Seluruh infrastruktur digital ini dirancang penuh oleh tim internal yang dipimpin oleh Gus Robi bersama para santri tanpa campur tangan pihak eksternal. Kemampuan menyelesaikan proyek berskala besar dalam waktu singkat ini menjadi pembuktian nyata kapasitas teknologi dan kemandirian SDM NU di kancah nasional.
Selain inovasi teknologi, panitia juga menyiapkan infrastruktur fisik berupa ruang sidang, asrama, hingga sembilan menara pemukiman bagi ribuan delegasi yang berasal dari 38 Pengurus Wilayah (PWNU), 550 lebih Pengurus Cabang (PCNU), serta 33 Pengurus Cabang Istimewa (PCINU) luar negeri.

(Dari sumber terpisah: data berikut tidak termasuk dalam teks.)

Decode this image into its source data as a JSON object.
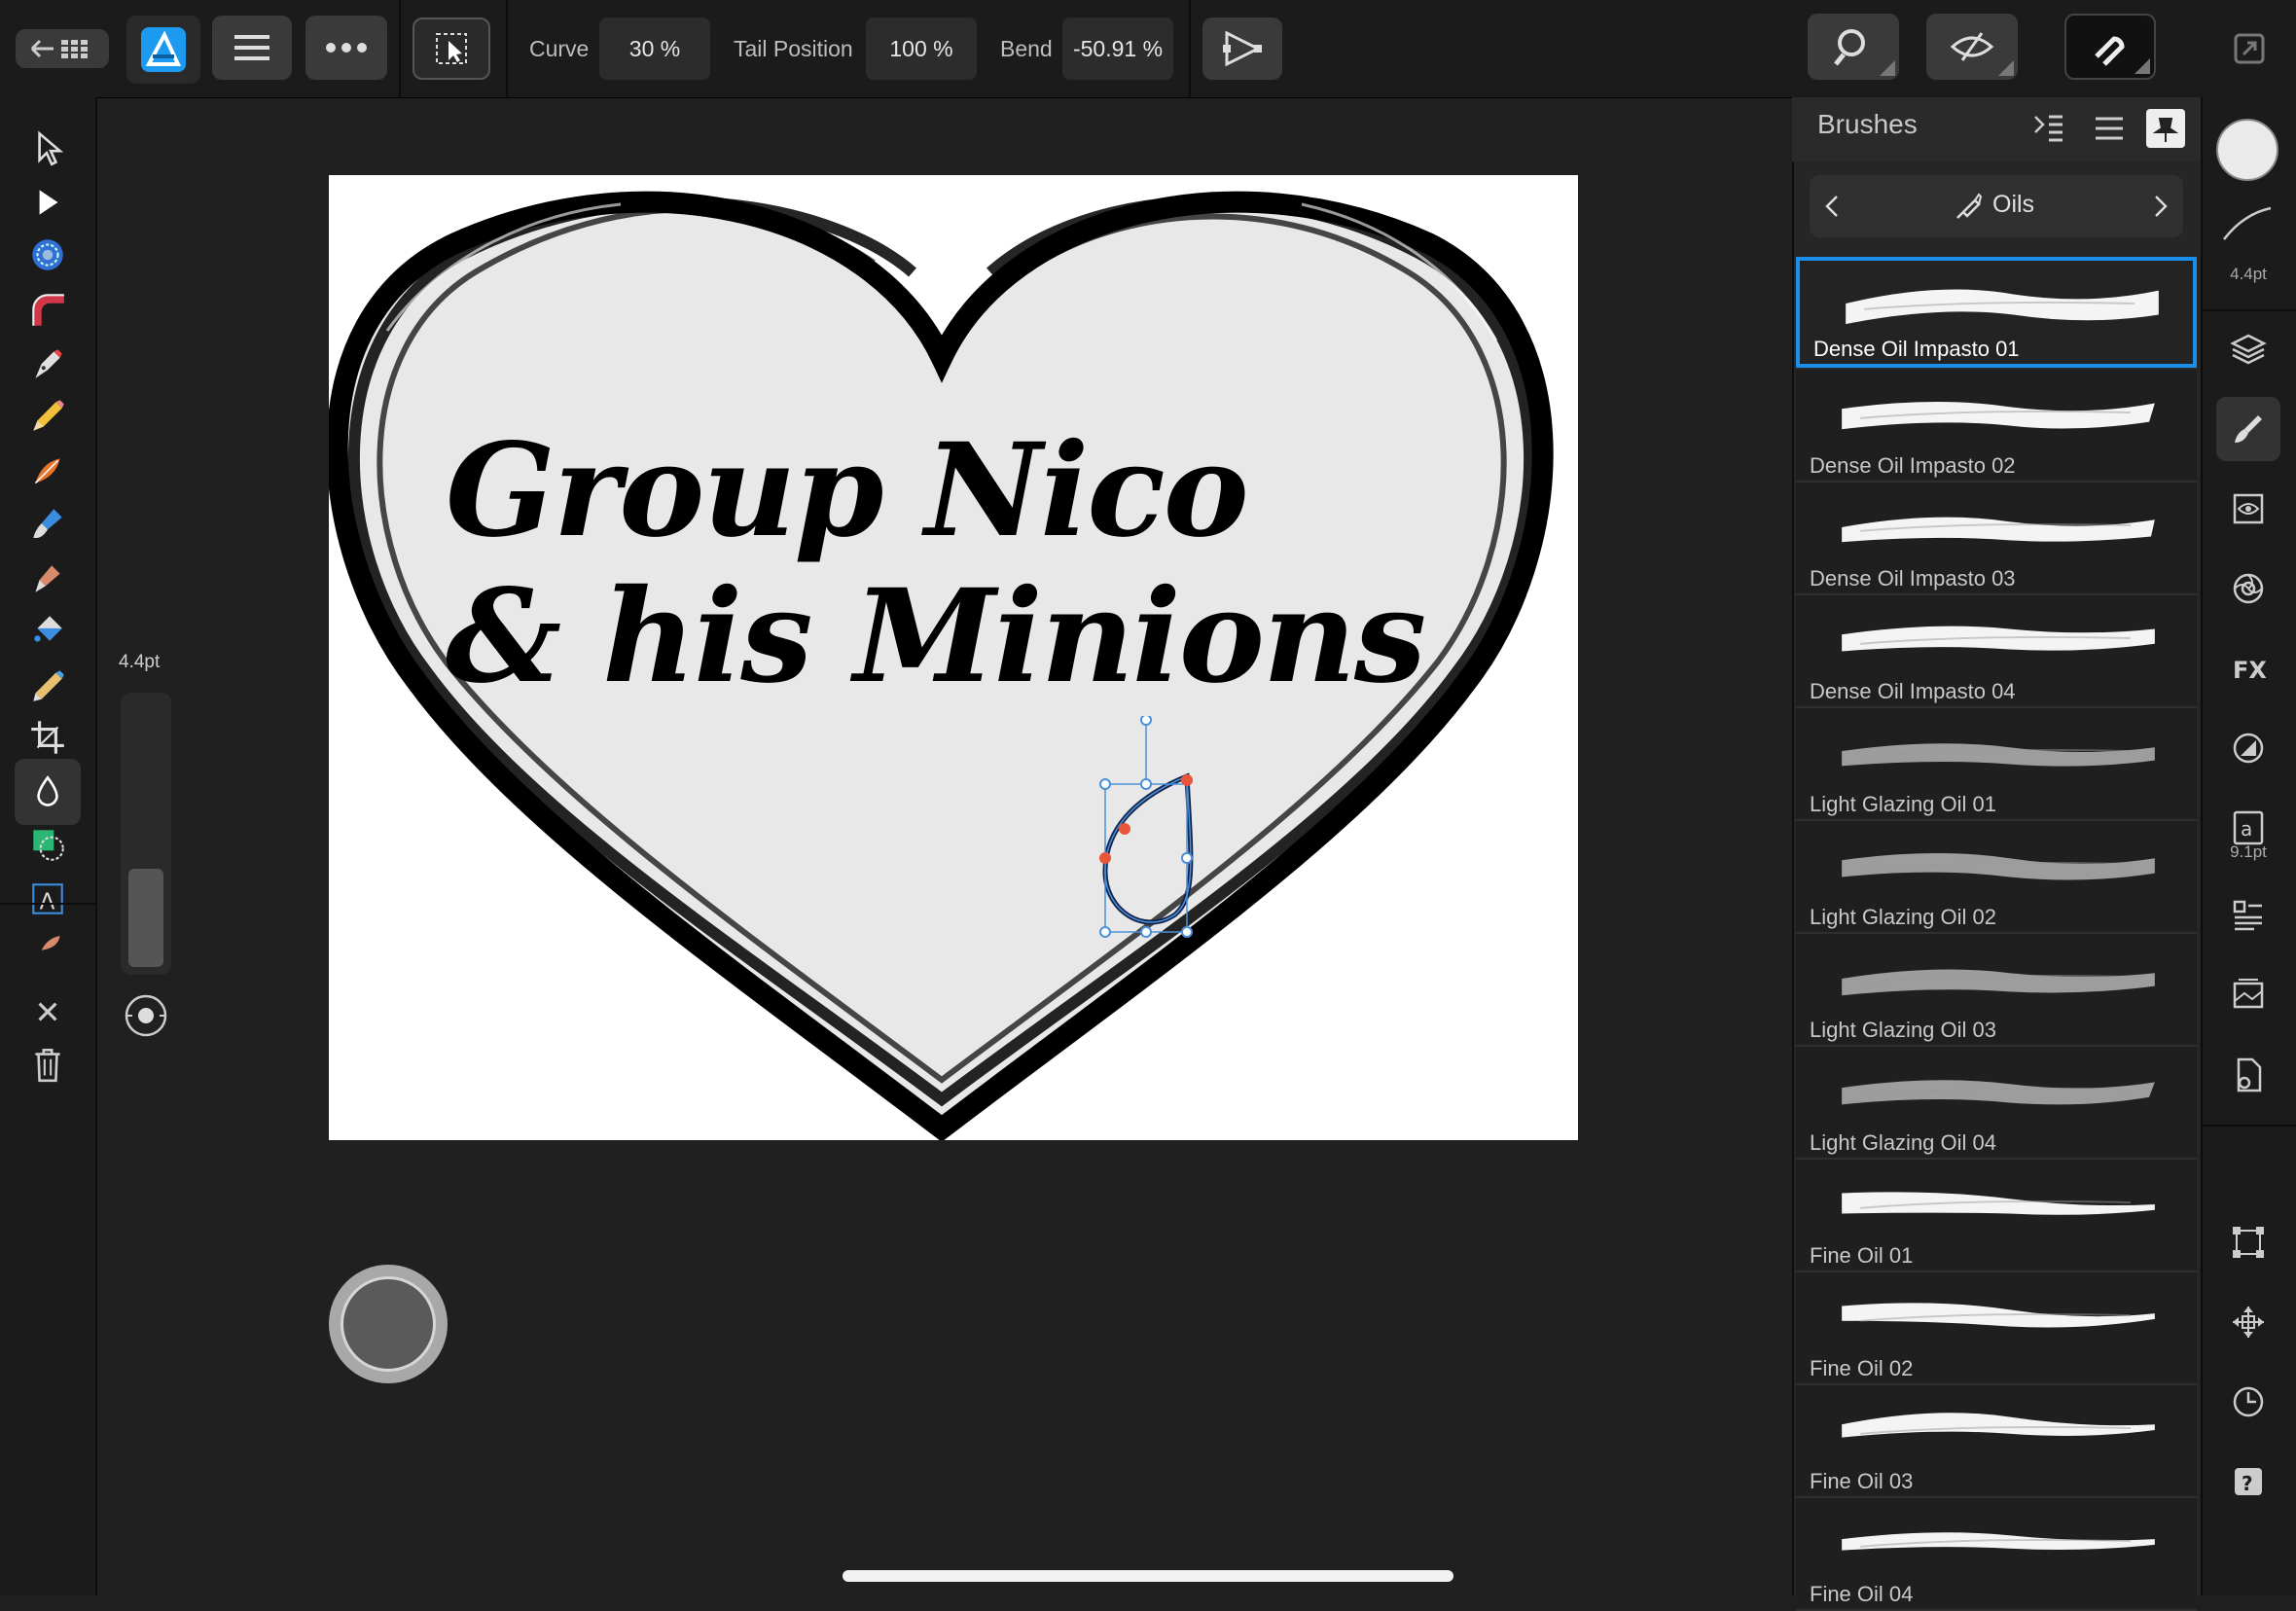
{
  "toolbar": {
    "curve_label": "Curve",
    "curve_value": "30 %",
    "tail_label": "Tail Position",
    "tail_value": "100 %",
    "bend_label": "Bend",
    "bend_value": "-50.91 %"
  },
  "canvas": {
    "text_line1": "Group Nico",
    "text_line2": "& his Minions"
  },
  "size_slider": {
    "label": "4.4pt",
    "level": 0.37
  },
  "panel": {
    "title": "Brushes",
    "category": "Oils",
    "brushes": [
      {
        "name": "Dense Oil Impasto 01"
      },
      {
        "name": "Dense Oil Impasto 02"
      },
      {
        "name": "Dense Oil Impasto 03"
      },
      {
        "name": "Dense Oil Impasto 04"
      },
      {
        "name": "Light Glazing Oil 01"
      },
      {
        "name": "Light Glazing Oil 02"
      },
      {
        "name": "Light Glazing Oil 03"
      },
      {
        "name": "Light Glazing Oil 04"
      },
      {
        "name": "Fine Oil 01"
      },
      {
        "name": "Fine Oil 02"
      },
      {
        "name": "Fine Oil 03"
      },
      {
        "name": "Fine Oil 04"
      }
    ]
  },
  "studio": {
    "stroke_width": "4.4pt",
    "text_size": "9.1pt"
  },
  "colors": {
    "accent": "#1a8ee8",
    "background": "#202020",
    "panel": "#262626",
    "heart_fill": "#e8e8e8",
    "handle_orange": "#e8553a"
  }
}
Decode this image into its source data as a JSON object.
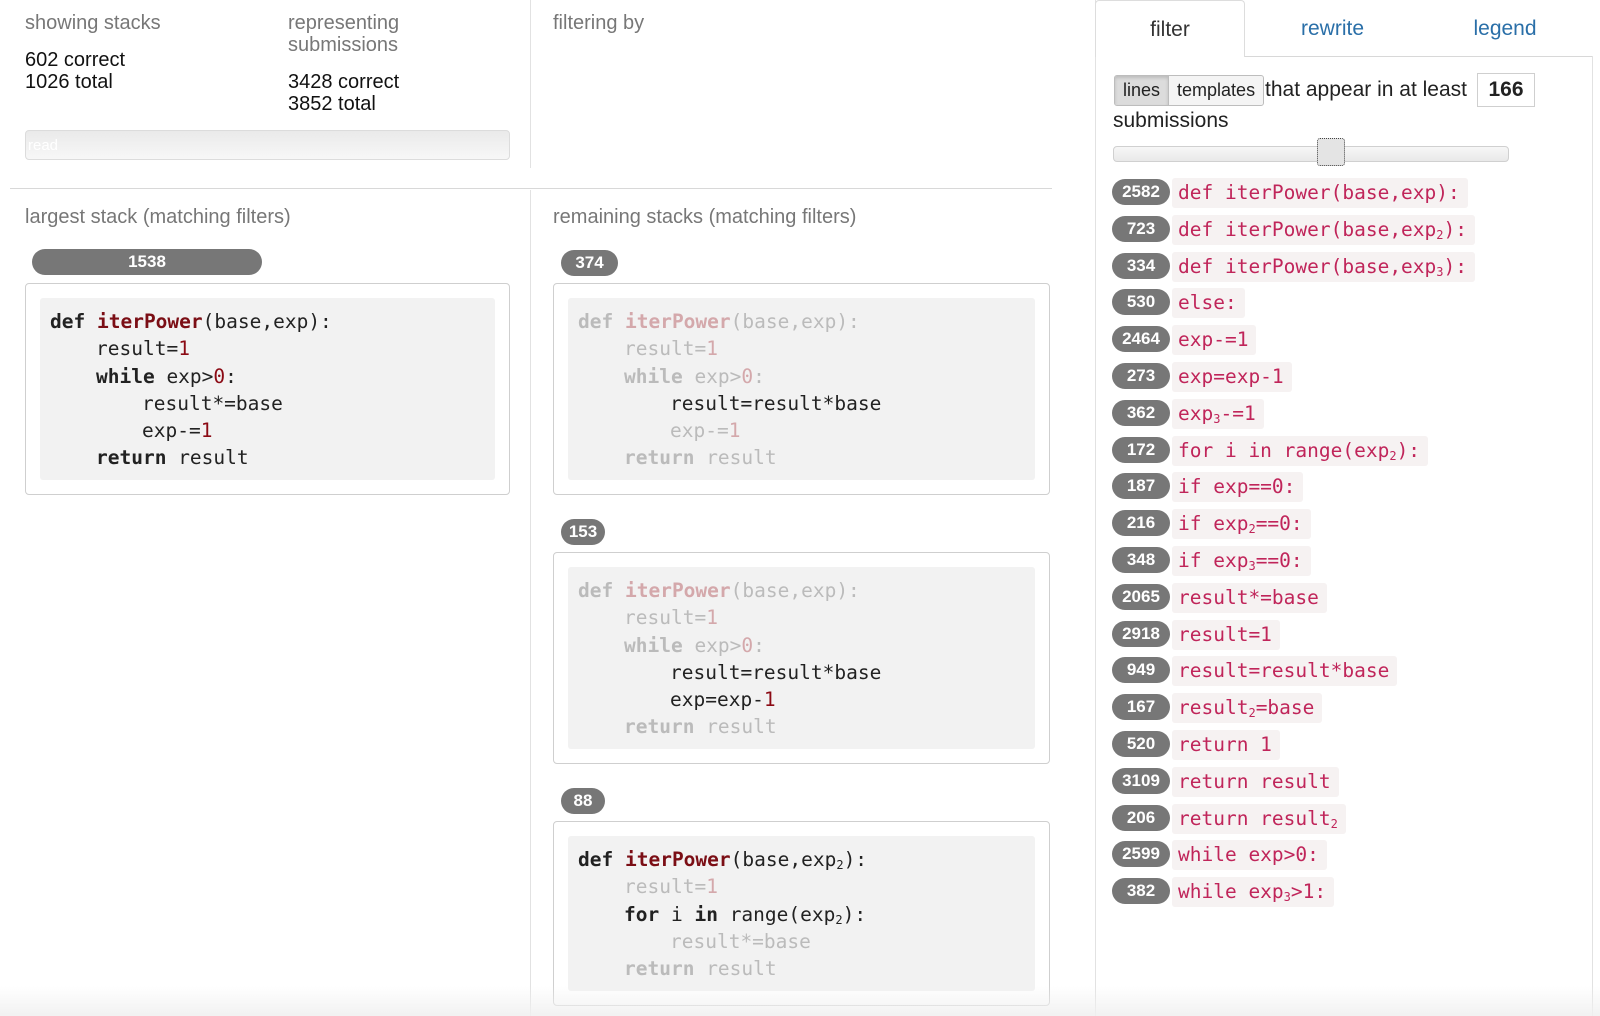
{
  "summary": {
    "showing_label": "showing stacks",
    "showing_correct": "602 correct",
    "showing_total": "1026 total",
    "representing_label_1": "representing",
    "representing_label_2": "submissions",
    "representing_correct": "3428 correct",
    "representing_total": "3852 total",
    "progress_text": "read",
    "filtering_label": "filtering by"
  },
  "largest": {
    "heading": "largest stack (matching filters)",
    "count": "1538",
    "lines": [
      {
        "indent": 0,
        "dim": false,
        "html": "<span class='kw'>def</span> <span class='fn'>iterPower</span>(base,exp):"
      },
      {
        "indent": 1,
        "dim": false,
        "html": "result=<span class='num'>1</span>"
      },
      {
        "indent": 1,
        "dim": false,
        "html": "<span class='kw'>while</span> exp&gt;<span class='num'>0</span>:"
      },
      {
        "indent": 2,
        "dim": false,
        "html": "result*=base"
      },
      {
        "indent": 2,
        "dim": false,
        "html": "exp-=<span class='num'>1</span>"
      },
      {
        "indent": 1,
        "dim": false,
        "html": "<span class='kw'>return</span> result"
      }
    ]
  },
  "remaining": {
    "heading": "remaining stacks (matching filters)",
    "stacks": [
      {
        "count": "374",
        "lines": [
          {
            "indent": 0,
            "dim": true,
            "html": "<span class='kw'>def</span> <span class='fn'>iterPower</span>(base,exp):"
          },
          {
            "indent": 1,
            "dim": true,
            "html": "result=<span class='num'>1</span>"
          },
          {
            "indent": 1,
            "dim": true,
            "html": "<span class='kw'>while</span> exp&gt;<span class='num'>0</span>:"
          },
          {
            "indent": 2,
            "dim": false,
            "html": "result=result*base"
          },
          {
            "indent": 2,
            "dim": true,
            "html": "exp-=<span class='num'>1</span>"
          },
          {
            "indent": 1,
            "dim": true,
            "html": "<span class='kw'>return</span> result"
          }
        ]
      },
      {
        "count": "153",
        "lines": [
          {
            "indent": 0,
            "dim": true,
            "html": "<span class='kw'>def</span> <span class='fn'>iterPower</span>(base,exp):"
          },
          {
            "indent": 1,
            "dim": true,
            "html": "result=<span class='num'>1</span>"
          },
          {
            "indent": 1,
            "dim": true,
            "html": "<span class='kw'>while</span> exp&gt;<span class='num'>0</span>:"
          },
          {
            "indent": 2,
            "dim": false,
            "html": "result=result*base"
          },
          {
            "indent": 2,
            "dim": false,
            "html": "exp=exp-<span class='num'>1</span>"
          },
          {
            "indent": 1,
            "dim": true,
            "html": "<span class='kw'>return</span> result"
          }
        ]
      },
      {
        "count": "88",
        "lines": [
          {
            "indent": 0,
            "dim": false,
            "html": "<span class='kw'>def</span> <span class='fn'>iterPower</span>(base,exp<sub>2</sub>):"
          },
          {
            "indent": 1,
            "dim": true,
            "html": "result=<span class='num'>1</span>"
          },
          {
            "indent": 1,
            "dim": false,
            "html": "<span class='kw'>for</span> i <span class='kw'>in</span> range(exp<sub>2</sub>):"
          },
          {
            "indent": 2,
            "dim": true,
            "html": "result*=base"
          },
          {
            "indent": 1,
            "dim": true,
            "html": "<span class='kw'>return</span> result"
          }
        ]
      }
    ]
  },
  "panel": {
    "tabs": [
      "filter",
      "rewrite",
      "legend"
    ],
    "toggle_lines": "lines",
    "toggle_templates": "templates",
    "appear_text": "that appear in at least",
    "threshold": "166",
    "submissions_text": "submissions",
    "lines": [
      {
        "count": "2582",
        "html": "def iterPower(base,exp):"
      },
      {
        "count": "723",
        "html": "def iterPower(base,exp<sub>2</sub>):"
      },
      {
        "count": "334",
        "html": "def iterPower(base,exp<sub>3</sub>):"
      },
      {
        "count": "530",
        "html": "else:"
      },
      {
        "count": "2464",
        "html": "exp-=1"
      },
      {
        "count": "273",
        "html": "exp=exp-1"
      },
      {
        "count": "362",
        "html": "exp<sub>3</sub>-=1"
      },
      {
        "count": "172",
        "html": "for i in range(exp<sub>2</sub>):"
      },
      {
        "count": "187",
        "html": "if exp==0:"
      },
      {
        "count": "216",
        "html": "if exp<sub>2</sub>==0:"
      },
      {
        "count": "348",
        "html": "if exp<sub>3</sub>==0:"
      },
      {
        "count": "2065",
        "html": "result*=base"
      },
      {
        "count": "2918",
        "html": "result=1"
      },
      {
        "count": "949",
        "html": "result=result*base"
      },
      {
        "count": "167",
        "html": "result<sub>2</sub>=base"
      },
      {
        "count": "520",
        "html": "return 1"
      },
      {
        "count": "3109",
        "html": "return result"
      },
      {
        "count": "206",
        "html": "return result<sub>2</sub>"
      },
      {
        "count": "2599",
        "html": "while exp&gt;0:"
      },
      {
        "count": "382",
        "html": "while exp<sub>3</sub>&gt;1:"
      }
    ]
  }
}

Hajatan besar ini dibuka langsung oleh Presiden RI Prabowo Subianto bersama Wakil Presiden Gibran Rakabuming Raka. Acara tersebut turut dihadiri oleh sejumlah tokoh bangsa, termasuk Wakil Presiden ke-13 RI KH Ma’ruf Amin, Wakil Presiden ke-10 dan ke-12 RI Jusuf Kalla, jajaran menteri Kabinet Merah Putih, serta para pimpinan ormas keagamaan nasional seperti Rais Aam PBNU KH Miftachul Akhyar, Ketua Umum PBNU KH Yahya Cholil Staquf, dan Ketua Umum PP Muhammadiyah Haedar Nashir.